The nationwide study, "Uncovering Waste in U.S. Healthcare," analyzes inefficiencies in the healthcare system.
For the study, researchers tracked claims data from more than 1.5 million Medicare patients who needed immediate hospital care for emergencies like hip fracture, femur fracture and intracerebral hemorrhage. All patient outcome comparisons are within single zip codes and every U.S. residential zip code is represented.
The researchers found patients assigned to hospitals with high 90-day spending overall (compared to patient acuity) had no better survival than patients assigned to hospitals with low 90-day spending.
According to the study authors, it's unclear whether poor initial hospital care led to the need for care at a SNF, or if poor quality SNF care led to mortality for patients in this study.
Either way, John Graves, PhD, assistant professor of Health Policy and Medicine at Vanderbilt and study co-author, suggested the findings support making post-discharge SNF utilization a hospital quality measure.

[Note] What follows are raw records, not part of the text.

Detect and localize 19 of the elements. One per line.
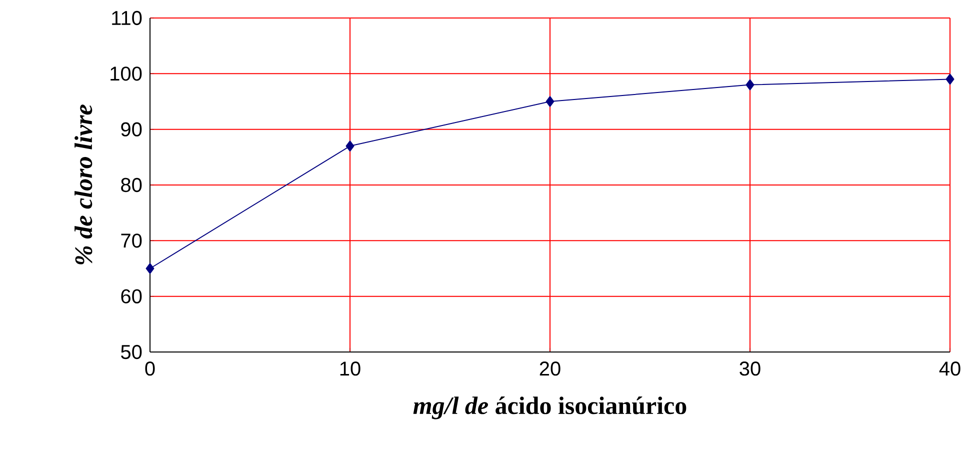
y-tick-label: 110 [112, 10, 142, 26]
x-tick-label: 0 [145, 362, 155, 376]
x-tick-label: 30 [740, 362, 760, 376]
y-tick-label: 90 [121, 122, 142, 136]
point [346, 140, 354, 152]
x-tick-label: 10 [340, 362, 360, 376]
y-tick-label: 80 [121, 178, 142, 192]
x-axis-title: mg/l de ácido isocianúrico [413, 396, 686, 420]
y-tick-label: 70 [121, 234, 142, 248]
y-axis-title: % de cloro livre [74, 104, 92, 264]
y-tick-label: 60 [121, 289, 142, 304]
y-tick-label: 100 [110, 66, 142, 81]
point [946, 74, 954, 85]
x-tick-label: 20 [540, 362, 560, 376]
point [746, 79, 754, 90]
point [546, 96, 554, 107]
x-tick-label: 40 [939, 362, 960, 376]
point [146, 263, 154, 274]
y-tick-label: 50 [121, 344, 142, 360]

"We can't really attribute our finding to one or the other. If it's the SNFs that are poor quality, that could explain why we're finding that that type of spending is inefficient, in the sense that we're spending more and getting worse outcomes," said Dr. Graves. "Or it could reflect poor quality on the inpatient side: the patients just aren't ready to go home because they got poor quality while they were in the hospital."